Il n’en a pas l’air comme ça, mais Del Bosque marche avant tout à l’affect. C’est d’ailleurs pour cette raison qu’il n’a pas retenu Roberto Soldado. Entre le sélectionneur de la Roja et l’attaquant Che, le courant n’est jamais vraiment passé. Les deux hommes ont rapidement appris à se méfier l’un de l’autre dans les installations du Real Madrid. Au début du millénaire, Del Bosque est l’entraîneur heureux des Galácticos, mais la presse madrilène organise une campagne médiatique pour que certains jeunes du club aient leur chance entre les Ballons d’Or de l’équipe première. Soldado, alors buteur du Real Madrid Castilla, est le premier à râler sur son sort et n’hésite pas à critiquer publiquement les choix de celui qui, à ses yeux, oublie « la cantera et le produit national » . Résultat : Soldado n’intégrera finalement le groupe pro merengue qu’après le départ de Del Bosque de la Maison Blanche. Depuis, et même s’il se garde bien de le dire publiquement, Del Bosque considère Soldado avant tout comme un mec qui fait beaucoup de bruit pour rien. Alors oui, il marque des buts, mais surtout contre des petites équipes. Certes, il a du caractère, mais pas forcément une mentalité de winner. Il faut dire que les coups de sang de Soldado riment souvent avec carton rouge et irrégularité, comme le démontre une deuxième partie de saison plutôt décevante question statistiques.

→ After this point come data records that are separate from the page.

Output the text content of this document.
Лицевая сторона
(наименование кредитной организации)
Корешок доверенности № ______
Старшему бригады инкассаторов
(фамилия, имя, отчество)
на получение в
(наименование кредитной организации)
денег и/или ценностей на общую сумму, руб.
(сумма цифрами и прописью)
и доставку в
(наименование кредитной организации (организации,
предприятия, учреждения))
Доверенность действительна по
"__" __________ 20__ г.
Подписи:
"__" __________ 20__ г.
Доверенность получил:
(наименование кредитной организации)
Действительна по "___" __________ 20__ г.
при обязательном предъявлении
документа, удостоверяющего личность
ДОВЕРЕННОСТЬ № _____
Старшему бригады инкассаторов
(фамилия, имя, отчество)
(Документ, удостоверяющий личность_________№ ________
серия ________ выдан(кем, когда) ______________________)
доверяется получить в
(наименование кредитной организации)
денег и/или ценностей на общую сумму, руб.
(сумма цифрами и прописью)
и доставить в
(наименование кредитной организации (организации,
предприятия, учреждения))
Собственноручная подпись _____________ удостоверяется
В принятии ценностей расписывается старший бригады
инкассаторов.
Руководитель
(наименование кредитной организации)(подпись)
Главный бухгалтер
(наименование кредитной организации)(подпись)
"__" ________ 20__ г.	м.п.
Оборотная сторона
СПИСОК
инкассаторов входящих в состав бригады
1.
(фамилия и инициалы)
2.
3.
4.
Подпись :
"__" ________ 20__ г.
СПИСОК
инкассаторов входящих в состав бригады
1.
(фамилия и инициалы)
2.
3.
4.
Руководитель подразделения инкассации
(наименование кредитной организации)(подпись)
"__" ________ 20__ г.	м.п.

À 27 ans, Soldado a réalisé la meilleure saison de sa carrière avec Valence, mais n’a toujours pas disputé la moindre grande compétition avec la Roja (en 2008, Aragones comptait l’appeler, mais il avait dû déclarer forfait sur blessure). Hasard ou coïncidence, Del Bosque lui a préféré celui qui l’avait remplacé en attaque au Real Madrid Castilla lorsqu’il était monté en grade. Celui que le Real Madrid avait bien failli choisir avant d’opter pour Benzema. Celui, aussi, qui ne fera pas exploser la dynamique d’un groupe champion du monde et qui ne lui cassera pas non plus les pieds pendant les longues nuits ukraino-polonaises. Del Bosque, dont le boulot consiste surtout à conserver le fragile équilibre existant dans une équipe composée de barcelonais et de merengues (des mecs qui se foutent allègrement sur la gueule à l’occasion des clásicos), a donc fait dans le consensus, en couchant le nom d’Álvaro Negredo sur sa liste des 23.
Le Poulain
Fils d’un chauffeur et d’une femme de ménage, Álvaro Negredo a toujours été le meilleur ami de ses copains de classe à l’école. « J’étais plus grand que les autres enfants de mon âge et tout le monde voulait être mon ami. J’étais fort, je jouais bien au foot, je riais tout le temps, je portais les cartables de mes camarades quand ils étaient fatigués et je les défendais quand on venait les embêter. » Pour le plus grand bonheur de Del Bosque, Negredo n’a pas changé, depuis toutes ces années. Le coach espagnol voit en lui le « grand frère » idéal pour encourager Fernando Torres à oublier sa saison moisie et faire relativiser Fernando Llorente sur son statut de remplaçant, en lui racontant des blagues pourries sur le banc de touche. Javi Varas, le gardien du FC Séville, est convaincu que son ami remplira à la perfection son rôle de GO de la Roja : « Negredo, c’est le seul mec capable de me remonter le moral quand j’ai un coup de blues. Il a toujours le mot pour rire ou pour te remotiver. C’est un mec très affectueux à qui on s’attache très vite. Et puis il est supercollectif, la preuve : on a passé nos nuits de noces ensemble à New-york ! »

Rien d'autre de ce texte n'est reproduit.